After the summit, several NATO leaders said no new commitments had been made that would alter those agreements.

“I made clear that we know that we have to do more and that we have been doing so for quite a while,” German Chancellor Angela Merkel said. “That turning point has long been initiated. … The American president has demanded, what has been discussed for months, that the burden-sharing has to change. And we made clear, well, I made clear for myself and others also made it clear, that we are on this path, which is in our own interest and can make us overall stronger.”

“It confirms the goal of 2 percent by 2024. That’s all,” said French President Emmanuel Macron.

“Everyone agreed to raise spending as they agreed in 2014, and everyone agreed to respect the commitments they made,” Macron said. “We reaffirmed a credible budget strategy that meets our needs.”

And, Bloomberg reported, “Italy has no plans to change its defense spending plans as a result of the summit, Prime Minister Giuseppe Conte told reporters. Italy has focused more on targets other than the 2 percent goal, such as increasing its participation in NATO missions. ‘It isn’t just an accounting issue,’ Conte said.”

According to NATO figures, Germany, France and Italy spend 1.24 percent, 1.81 percent and 1.15 percent of their annual GDP on defense, respectively.

In a press conference after the summit, a reporter for the Washington Post asked Stoltenberg for details on any new commitments agreed to in the meetings.

Stoltenberg replied generally that everyone “developed a better common understanding of the challenges, the urgency of spending more, and allies committed to spending and to investing in our shared security.”
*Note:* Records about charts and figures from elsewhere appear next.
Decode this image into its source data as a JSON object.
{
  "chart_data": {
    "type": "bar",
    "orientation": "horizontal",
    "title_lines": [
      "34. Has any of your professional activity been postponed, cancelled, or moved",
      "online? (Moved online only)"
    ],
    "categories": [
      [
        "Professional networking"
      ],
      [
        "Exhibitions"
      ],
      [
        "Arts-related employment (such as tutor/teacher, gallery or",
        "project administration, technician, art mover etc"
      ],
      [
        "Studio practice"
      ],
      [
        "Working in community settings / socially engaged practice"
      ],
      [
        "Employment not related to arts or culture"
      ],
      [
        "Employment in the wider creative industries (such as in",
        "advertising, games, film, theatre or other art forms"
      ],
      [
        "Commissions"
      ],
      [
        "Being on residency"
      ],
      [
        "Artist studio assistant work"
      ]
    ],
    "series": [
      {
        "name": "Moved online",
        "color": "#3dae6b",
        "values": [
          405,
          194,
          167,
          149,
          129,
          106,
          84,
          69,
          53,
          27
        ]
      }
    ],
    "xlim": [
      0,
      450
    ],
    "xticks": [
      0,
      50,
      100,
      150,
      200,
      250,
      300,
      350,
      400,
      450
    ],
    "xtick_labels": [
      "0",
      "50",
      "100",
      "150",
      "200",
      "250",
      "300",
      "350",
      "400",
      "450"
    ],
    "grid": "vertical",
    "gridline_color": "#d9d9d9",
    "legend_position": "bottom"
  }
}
A reporter from the Financial Times tried again, asking, “On the substance, can you confirm then that nothing was agreed this morning either formally or informally that commits member states to going beyond the Wales 2 percent target or indeed any other commitments?”

Stoltenberg similarly replied: “We have made conclusions at this summit which confirms our support for NATO, the importance of investing more and all our allies agreed that we need to deliver on our commitments. There is a new sense of urgency. And all allies agreed to redouble their efforts.”
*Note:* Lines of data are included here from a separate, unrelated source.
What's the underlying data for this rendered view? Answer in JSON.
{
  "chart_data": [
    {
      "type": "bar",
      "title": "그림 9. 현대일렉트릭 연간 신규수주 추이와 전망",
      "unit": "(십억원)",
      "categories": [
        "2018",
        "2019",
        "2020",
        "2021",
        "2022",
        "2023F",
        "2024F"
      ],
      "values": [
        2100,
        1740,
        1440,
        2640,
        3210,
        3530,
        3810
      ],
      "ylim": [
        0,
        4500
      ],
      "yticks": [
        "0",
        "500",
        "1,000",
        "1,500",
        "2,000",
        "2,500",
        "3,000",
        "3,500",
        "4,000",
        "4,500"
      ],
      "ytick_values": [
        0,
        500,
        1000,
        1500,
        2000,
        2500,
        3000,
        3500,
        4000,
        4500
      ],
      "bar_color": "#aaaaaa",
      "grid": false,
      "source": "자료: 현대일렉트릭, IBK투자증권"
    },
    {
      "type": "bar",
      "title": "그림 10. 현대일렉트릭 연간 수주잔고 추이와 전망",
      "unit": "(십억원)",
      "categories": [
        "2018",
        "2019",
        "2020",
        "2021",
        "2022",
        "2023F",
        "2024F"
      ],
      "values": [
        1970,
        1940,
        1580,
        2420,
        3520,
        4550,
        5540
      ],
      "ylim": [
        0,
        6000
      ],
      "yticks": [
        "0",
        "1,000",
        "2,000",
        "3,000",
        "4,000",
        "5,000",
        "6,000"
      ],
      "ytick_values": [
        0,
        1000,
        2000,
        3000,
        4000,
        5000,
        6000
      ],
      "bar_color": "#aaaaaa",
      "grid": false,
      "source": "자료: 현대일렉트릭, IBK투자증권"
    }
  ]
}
While the Summit Declaration issued after this year’s meeting continued to refer to the goal that 2 percent of GDP be spent on defense by 2024, Stoltenberg did highlight one small change. “Initiated by President Trump, last year, we agreed to develop national plans,” Stoltenberg said. “We have clearly stated this year that we need credible national plans, and I expect all allies to follow up on their national plans. And the national plans are a very valuable tool to make sure that we deliver, and that we increase defense spending substantially.”

Repeats

Trump repeated several other inaccurate claims that we have written about before.
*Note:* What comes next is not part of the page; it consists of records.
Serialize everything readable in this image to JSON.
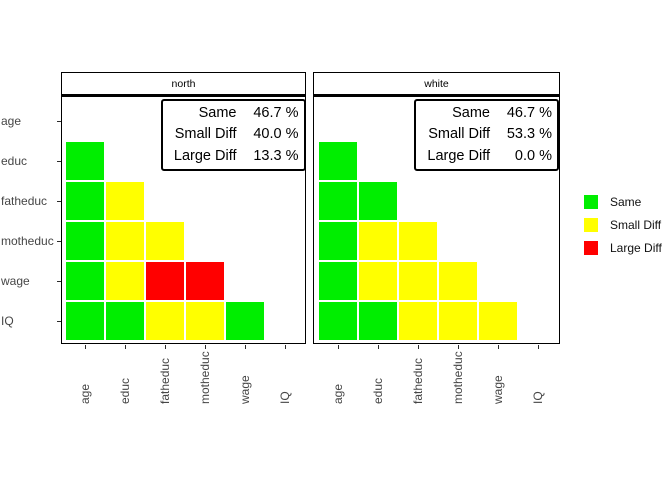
{
  "chart_data": {
    "type": "heatmap",
    "title": "",
    "x_categories": [
      "age",
      "educ",
      "fatheduc",
      "motheduc",
      "wage",
      "IQ"
    ],
    "y_categories": [
      "age",
      "educ",
      "fatheduc",
      "motheduc",
      "wage",
      "IQ"
    ],
    "value_levels": [
      "Same",
      "Small Diff",
      "Large Diff"
    ],
    "colors": {
      "Same": "#00ee00",
      "Small Diff": "#ffff00",
      "Large Diff": "#ff0000"
    },
    "layout_hints": {
      "facets": 2,
      "triangle": "lower",
      "legend_position": "right",
      "x_label_rotation": 90
    },
    "panels": [
      {
        "title": "north",
        "stats": [
          {
            "label": "Same",
            "value": "46.7 %"
          },
          {
            "label": "Small Diff",
            "value": "40.0 %"
          },
          {
            "label": "Large Diff",
            "value": "13.3 %"
          }
        ],
        "rows": [
          {
            "y": "educ",
            "cells": [
              "Same"
            ]
          },
          {
            "y": "fatheduc",
            "cells": [
              "Same",
              "Small Diff"
            ]
          },
          {
            "y": "motheduc",
            "cells": [
              "Same",
              "Small Diff",
              "Small Diff"
            ]
          },
          {
            "y": "wage",
            "cells": [
              "Same",
              "Small Diff",
              "Large Diff",
              "Large Diff"
            ]
          },
          {
            "y": "IQ",
            "cells": [
              "Same",
              "Same",
              "Small Diff",
              "Small Diff",
              "Same"
            ]
          }
        ]
      },
      {
        "title": "white",
        "stats": [
          {
            "label": "Same",
            "value": "46.7 %"
          },
          {
            "label": "Small Diff",
            "value": "53.3 %"
          },
          {
            "label": "Large Diff",
            "value": "0.0 %"
          }
        ],
        "rows": [
          {
            "y": "educ",
            "cells": [
              "Same"
            ]
          },
          {
            "y": "fatheduc",
            "cells": [
              "Same",
              "Same"
            ]
          },
          {
            "y": "motheduc",
            "cells": [
              "Same",
              "Small Diff",
              "Small Diff"
            ]
          },
          {
            "y": "wage",
            "cells": [
              "Same",
              "Small Diff",
              "Small Diff",
              "Small Diff"
            ]
          },
          {
            "y": "IQ",
            "cells": [
              "Same",
              "Same",
              "Small Diff",
              "Small Diff",
              "Small Diff"
            ]
          }
        ]
      }
    ],
    "legend": [
      {
        "label": "Same",
        "color": "#00ee00"
      },
      {
        "label": "Small Diff",
        "color": "#ffff00"
      },
      {
        "label": "Large Diff",
        "color": "#ff0000"
      }
    ]
  }
}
  • Trump repeated the inaccurate claim that the U.S. is paying “probably 90 percent of the cost of NATO.” But as we wrote recently, the U.S. share of the commonly funded NATO budget is just over 22 percent, according to NATO’s most recent figures. Trump is conflating the cost of operating NATO with the amount NATO countries spend on their own defense, which for most is below 2 percent of GDP. The U.S. share of total defense spending by all NATO members in 2017 was an estimated 67 percent, according to inflation-adjusted figures from NATO.
  • Trump again wrongly claimed that Wisconsin was the one state Ronald Reagan lost in 1984. “One of the states we won, Wisconsin — I didn’t even realize this until fairly recently — that was the one state that Ronald Reagan didn’t win when he ran the board his second time,” Trump said. “He didn’t win Wisconsin, and we won Wisconsin.” In fact, Reagan won Wisconsin in 1980 and again in 1984, and pretty handily at that.
  • And finally, Trump repeated the claim that he opposed the Iraq war before it started. “I was not in favor of that war,” Trump said. “I was very much against that war. I never thought it was a good thing. But that’s another deck of cards that I inherited, and we’ll do the best we can with it.” As we wrote many times during the 2016 campaign, there’s no evidence he publicly opposed the war before it started, though there is some evidence he supported it.